Environmental groups such as Earthjustice fear that CEQ’s proposal—which hasn’t been made public—could narrow the scope of NEPA review, limit the consideration of project alternatives, restrict public input, or impose hard deadlines for project approval.

The Office of Information and Regulatory Affairs completed its review of CEQ’s proposal (RIN: 0331-AA03) on Dec. 20. Most observers say they expect OIRA to release the proposal for public comment in early January.

Neumayr declined to comment on what the proposal contains. But she said the proposed rule changes won’t weaken environmental protections.

‘Significant Effects’

“I think that it’s very important that agencies focus on significant effects, and that is really where their attention should be in conducting their reviews,” Neumayr said. “The purpose of NEPA is to help inform decision-making.”

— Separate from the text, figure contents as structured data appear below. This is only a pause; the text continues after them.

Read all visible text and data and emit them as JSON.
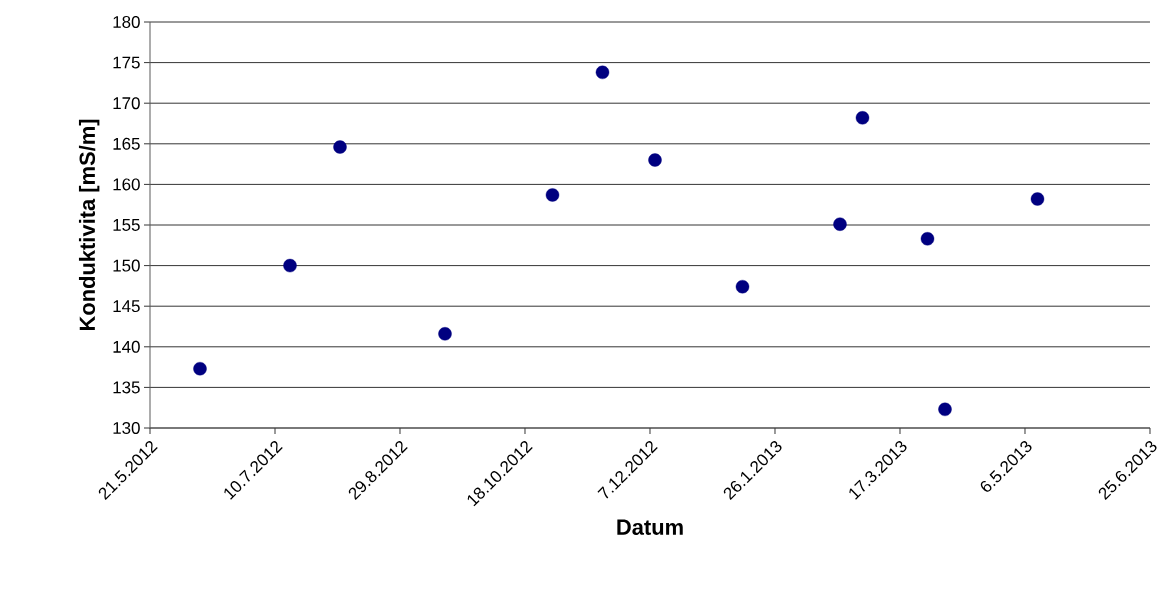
{
  "chart_data": {
    "type": "scatter",
    "xlabel": "Datum",
    "ylabel": "Konduktivita [mS/m]",
    "x": [
      "2012-06-10",
      "2012-07-16",
      "2012-08-05",
      "2012-09-16",
      "2012-10-29",
      "2012-11-18",
      "2012-12-09",
      "2013-01-13",
      "2013-02-21",
      "2013-03-02",
      "2013-03-28",
      "2013-04-04",
      "2013-05-11"
    ],
    "values": [
      137.3,
      150.0,
      164.6,
      141.6,
      158.7,
      173.8,
      163.0,
      147.4,
      155.1,
      168.2,
      153.3,
      132.3,
      158.2
    ],
    "color": "#000080",
    "marker": "circle",
    "grid": "y",
    "xlim": [
      "2012-05-21",
      "2013-06-25"
    ],
    "xticks": [
      {
        "value": "2012-05-21",
        "label": "21.5.2012"
      },
      {
        "value": "2012-07-10",
        "label": "10.7.2012"
      },
      {
        "value": "2012-08-29",
        "label": "29.8.2012"
      },
      {
        "value": "2012-10-18",
        "label": "18.10.2012"
      },
      {
        "value": "2012-12-07",
        "label": "7.12.2012"
      },
      {
        "value": "2013-01-26",
        "label": "26.1.2013"
      },
      {
        "value": "2013-03-17",
        "label": "17.3.2013"
      },
      {
        "value": "2013-05-06",
        "label": "6.5.2013"
      },
      {
        "value": "2013-06-25",
        "label": "25.6.2013"
      }
    ],
    "ylim": [
      130,
      180
    ],
    "yticks": [
      130,
      135,
      140,
      145,
      150,
      155,
      160,
      165,
      170,
      175,
      180
    ]
  }
}
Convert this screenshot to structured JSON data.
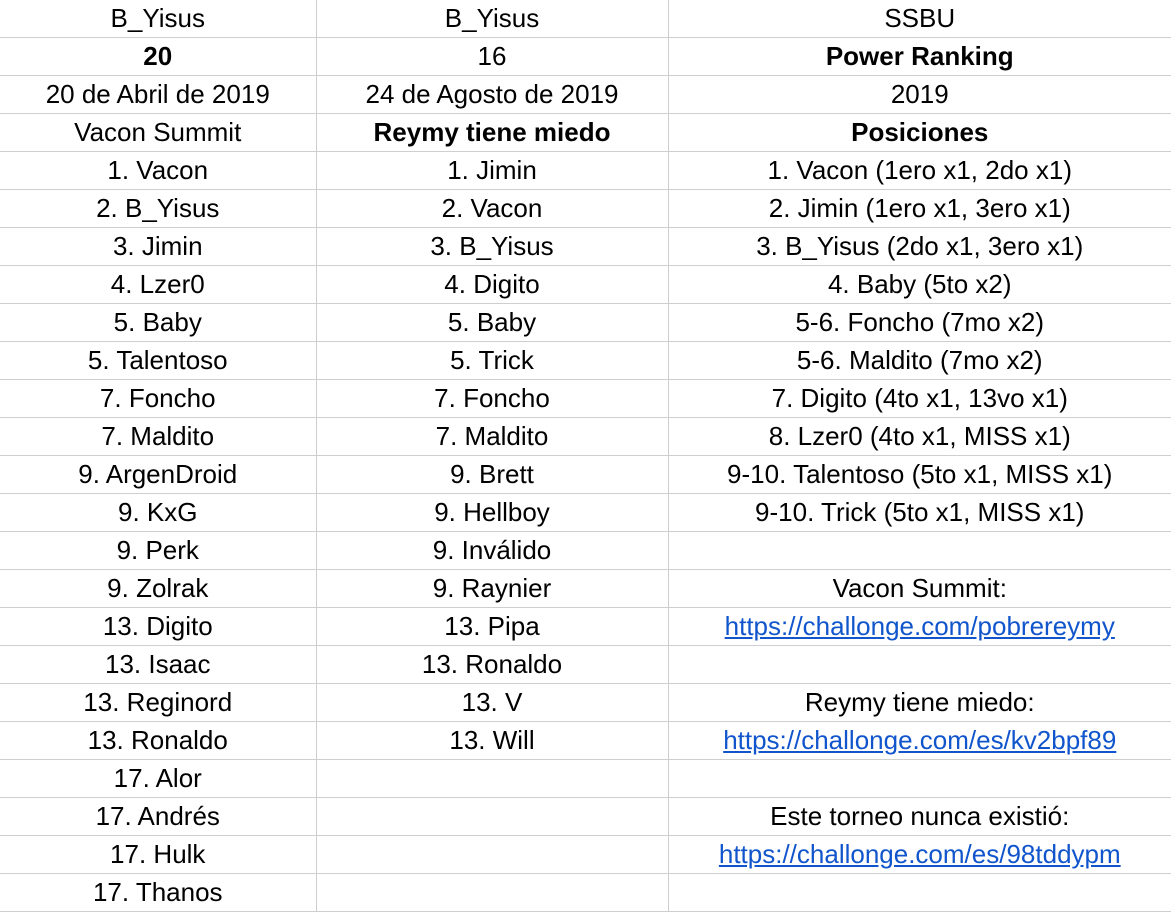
{
  "sheet": {
    "header_rows": [
      [
        "B_Yisus",
        "B_Yisus",
        "SSBU"
      ],
      [
        "20",
        "16",
        "Power Ranking"
      ],
      [
        "20 de Abril de 2019",
        "24 de Agosto de 2019",
        "2019"
      ],
      [
        "Vacon Summit",
        "Reymy tiene miedo",
        "Posiciones"
      ]
    ],
    "bold_cells": [
      [
        1,
        0
      ],
      [
        1,
        2
      ],
      [
        3,
        1
      ],
      [
        3,
        2
      ]
    ],
    "columns": {
      "vacon_summit": [
        "1. Vacon",
        "2. B_Yisus",
        "3. Jimin",
        "4. Lzer0",
        "5. Baby",
        "5. Talentoso",
        "7. Foncho",
        "7. Maldito",
        "9. ArgenDroid",
        "9. KxG",
        "9. Perk",
        "9. Zolrak",
        "13. Digito",
        "13. Isaac",
        "13. Reginord",
        "13. Ronaldo",
        "17. Alor",
        "17. Andrés",
        "17. Hulk",
        "17. Thanos"
      ],
      "reymy_tiene_miedo": [
        "1. Jimin",
        "2. Vacon",
        "3. B_Yisus",
        "4. Digito",
        "5. Baby",
        "5. Trick",
        "7. Foncho",
        "7. Maldito",
        "9. Brett",
        "9. Hellboy",
        "9. Inválido",
        "9. Raynier",
        "13. Pipa",
        "13. Ronaldo",
        "13. V",
        "13. Will",
        "",
        "",
        "",
        ""
      ],
      "power_ranking": [
        "1. Vacon (1ero x1, 2do x1)",
        "2. Jimin (1ero x1, 3ero x1)",
        "3. B_Yisus (2do x1, 3ero x1)",
        "4. Baby (5to x2)",
        "5-6. Foncho (7mo x2)",
        "5-6. Maldito (7mo x2)",
        "7. Digito (4to x1, 13vo x1)",
        "8. Lzer0 (4to x1, MISS x1)",
        "9-10. Talentoso (5to x1, MISS x1)",
        "9-10. Trick (5to x1, MISS x1)",
        "",
        "Vacon Summit:",
        "https://challonge.com/pobrereymy",
        "",
        "Reymy tiene miedo:",
        "https://challonge.com/es/kv2bpf89",
        "",
        "Este torneo nunca existió:",
        "https://challonge.com/es/98tddypm",
        ""
      ]
    },
    "link_color": "#1155cc",
    "grid_color": "#cfcfcf"
  }
}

Only 25% of environmental impact statements required under NEPA are produced within 2 1/2 years, Edward Boling, CEQ’s associate director for NEPA, said at the Environmental Law Institute event. One agency that marches through its environmental impact statements with “dogged determination” is the Federal Energy Regulatory Commission, Boling added.

Under a 2017 executive order, President Donald Trump set a goal of completing reviews and permitting for major infrastructure projects within two years.

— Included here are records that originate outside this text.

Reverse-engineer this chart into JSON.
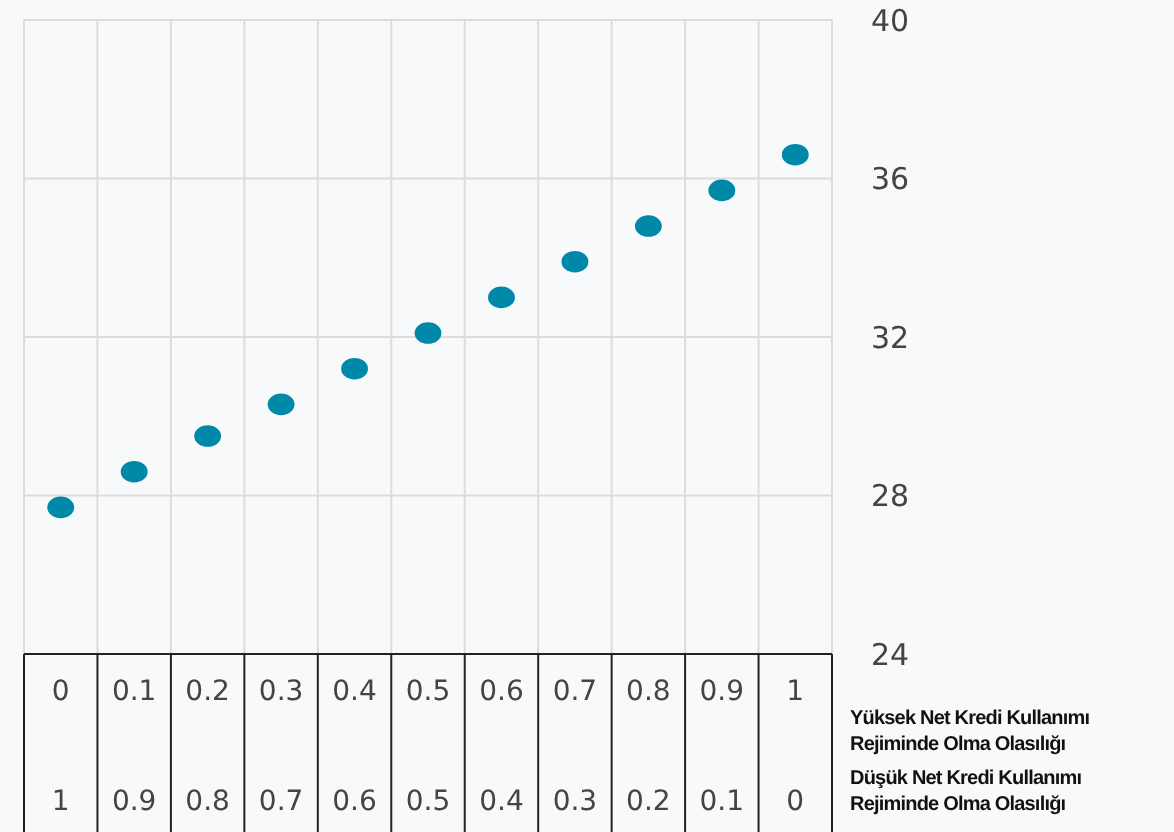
{
  "chart_data": {
    "type": "scatter",
    "x": [
      0,
      0.1,
      0.2,
      0.3,
      0.4,
      0.5,
      0.6,
      0.7,
      0.8,
      0.9,
      1
    ],
    "series": [
      {
        "color": "#0088a8",
        "values": [
          27.7,
          28.6,
          29.5,
          30.3,
          31.2,
          32.1,
          33.0,
          33.9,
          34.8,
          35.7,
          36.6
        ]
      }
    ],
    "xlim": [
      -0.05,
      1.05
    ],
    "xticks": [
      0,
      0.1,
      0.2,
      0.3,
      0.4,
      0.5,
      0.6,
      0.7,
      0.8,
      0.9,
      1
    ],
    "xlabel": "Yüksek Net Kredi Kullanımı Rejiminde Olma Olasılığı",
    "x2lim": [
      1.05,
      -0.05
    ],
    "x2ticks": [
      1,
      0.9,
      0.8,
      0.7,
      0.6,
      0.5,
      0.4,
      0.3,
      0.2,
      0.1,
      0
    ],
    "x2label": "Düşük Net Kredi Kullanımı Rejiminde Olma Olasılığı",
    "ylim": [
      24,
      40
    ],
    "yticks": [
      24,
      28,
      32,
      36,
      40
    ],
    "grid": "y",
    "marker": "circle"
  }
}
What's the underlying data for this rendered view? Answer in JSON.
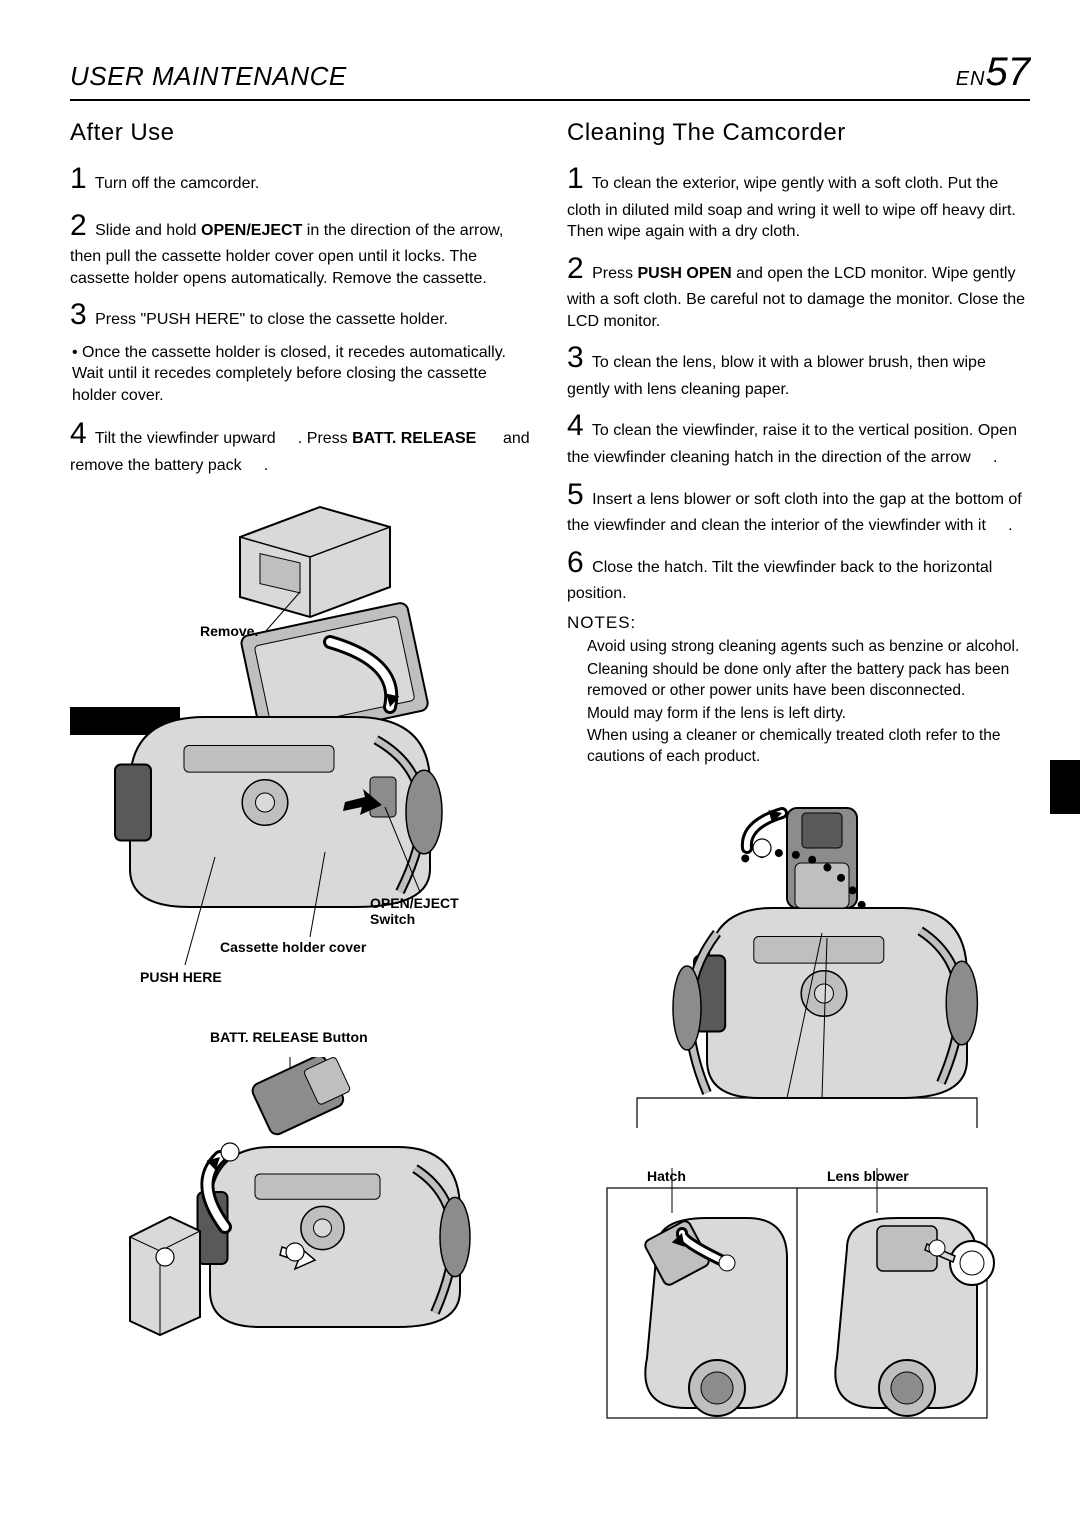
{
  "header": {
    "title": "USER MAINTENANCE",
    "lang": "EN",
    "page": "57"
  },
  "left": {
    "title": "After Use",
    "steps": [
      {
        "n": "1",
        "html": "Turn off the camcorder."
      },
      {
        "n": "2",
        "html": "Slide and hold <b>OPEN/EJECT</b> in the direction of the arrow, then pull the cassette holder cover open until it locks. The cassette holder opens automatically. Remove the cassette."
      },
      {
        "n": "3",
        "html": "Press \"PUSH HERE\" to close the cassette holder."
      },
      {
        "bullet": true,
        "html": "• Once the cassette holder is closed, it recedes automatically. Wait until it recedes completely before closing the cassette holder cover."
      },
      {
        "n": "4",
        "html": "Tilt the viewfinder upward&nbsp;&nbsp;&nbsp;&nbsp;&nbsp;. Press <b>BATT. RELEASE</b>&nbsp;&nbsp;&nbsp;&nbsp;&nbsp;&nbsp;and remove the battery pack&nbsp;&nbsp;&nbsp;&nbsp;&nbsp;."
      }
    ],
    "labels": {
      "remove": "Remove.",
      "openEject": "OPEN/EJECT Switch",
      "cassetteCover": "Cassette holder cover",
      "pushHere": "PUSH HERE",
      "battRelease": "BATT. RELEASE Button"
    }
  },
  "right": {
    "title": "Cleaning The Camcorder",
    "steps": [
      {
        "n": "1",
        "html": "To clean the exterior, wipe gently with a soft cloth. Put the cloth in diluted mild soap and wring it well to wipe off heavy dirt. Then wipe again with a dry cloth."
      },
      {
        "n": "2",
        "html": "Press <b>PUSH OPEN</b> and open the LCD monitor. Wipe gently with a soft cloth.  Be careful not to damage the monitor.  Close the LCD monitor."
      },
      {
        "n": "3",
        "html": "To clean the lens, blow it with a blower brush, then wipe gently with lens cleaning paper."
      },
      {
        "n": "4",
        "html": "To clean the viewfinder, raise it to the vertical position. Open the viewfinder cleaning hatch in the direction of the arrow&nbsp;&nbsp;&nbsp;&nbsp;&nbsp;."
      },
      {
        "n": "5",
        "html": "Insert a lens blower or soft cloth into the gap at the bottom of the viewfinder and clean the interior of the viewfinder with it&nbsp;&nbsp;&nbsp;&nbsp;&nbsp;."
      },
      {
        "n": "6",
        "html": "Close the hatch. Tilt the viewfinder back to the horizontal position."
      }
    ],
    "notesHeading": "NOTES:",
    "notes": [
      "Avoid using strong cleaning agents such as benzine or alcohol.",
      "Cleaning should be done only after the battery pack has been removed or other power units have been disconnected.",
      "Mould may form if the lens is left dirty.",
      "When using a cleaner or chemically treated cloth refer to the cautions of each product."
    ],
    "labels": {
      "hatch": "Hatch",
      "lensBlower": "Lens blower"
    }
  },
  "colors": {
    "stroke": "#000000",
    "fillLight": "#d9d9d9",
    "fillMid": "#bfbfbf",
    "fillDark": "#8c8c8c",
    "fillVeryDark": "#595959",
    "white": "#ffffff"
  }
}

The average EIS is now more than 600 pages, even though federal regulations recommend no more than 150 pages, or 300 pages for projects of unusual scope, Neumayr said at the ELI event.

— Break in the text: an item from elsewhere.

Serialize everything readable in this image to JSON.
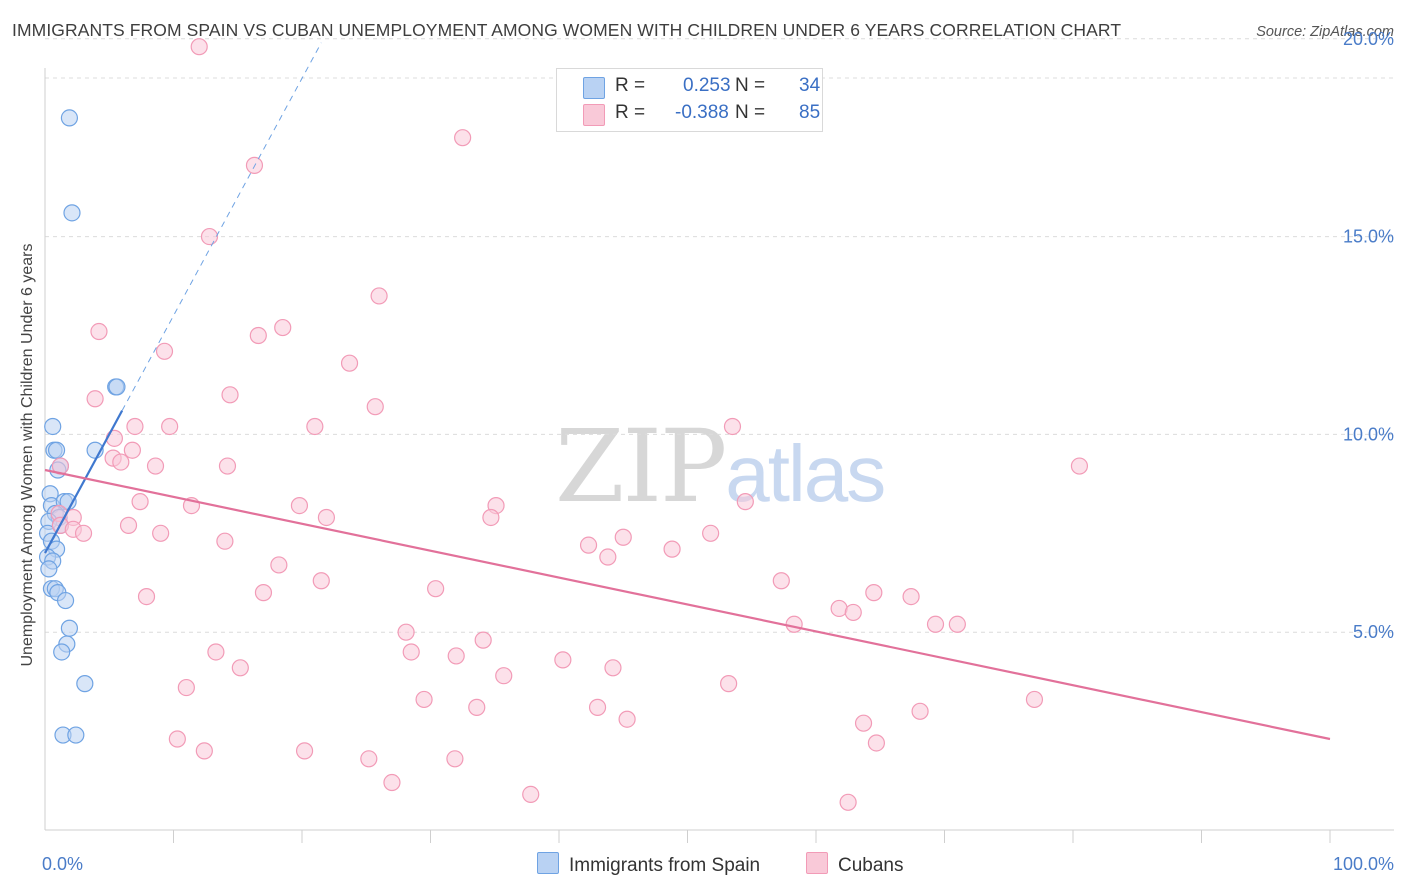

Already, the Trump administration has helped the NEPA process run faster, said Dava Kaitala, general director of permitting and sustainability at BNSF Railway, one of the nation’s biggest freight transportation companies.

Last year, BNSF lost multiple 150-foot bridges due to flooding, but “not a single minute of recovery time was lost due to permitting,” Kaitala said at the same Environmental Law Institute event.

Climate Science

Some of the White House’s environmental policies have also run afoul of both critics and various courts for ignoring the impacts of climate change.

Neumayr, who was appointed to her post by Trump in January 2019, said she broadly accepts the reality of climate science. But she stopped short of saying the science has been settled.

“It’s important that we continue to improve our understanding of climate science, which is complex,” Neumayr said. “I think it’s important that we continue to improve our forecasting and our modeling, and our ability to predict climate change in the future.”

She said the U.S. has reduced its carbon dioxide emissions since 2000 “even as our economy has grown and our energy production has grown.”

U.S. emissions of carbon dioxide from fossil fuel combustion, by far the largest source of greenhouse gas emissions, increased 2.7% in 2018 after generally falling since 2005, according to a report from the Rhodium Group LLC. The EPA’s latest inventory of U.S. greenhouse gases was through 2017 and shows a decline of overall emissions from 7.2 billion metric tons of carbon dioxide equivalent in 2000 to 6.5 billion metric tons in 2017.

The U.S. is the world’s second largest source, after China, of the carbon dioxide driving climate change, according to the International Energy Agency.

Ocean Research, Federal Efficiency

Asked about CEQ’s other priorities, Neumayr pointed to the White House’s new effort to explore and better understand the ocean, including finding new sources of energy, critical minerals, and pharmaceutical compounds.

Under the project, CEQ and the White House Office of Science and Technology Policy want to make more federal ocean-related data available to the public and “maximize our science and technology investments,” Neumayr said.

Another priority is to promote efficient federal operations, she said. In May 2018, Trump issued an executive order directing agencies to reduce building energy and water use.

CEQ issued implementing instructions in April, and has since “been working with the agencies to work to meet their goals, improve their performance, and be more efficient,” Neumayr said.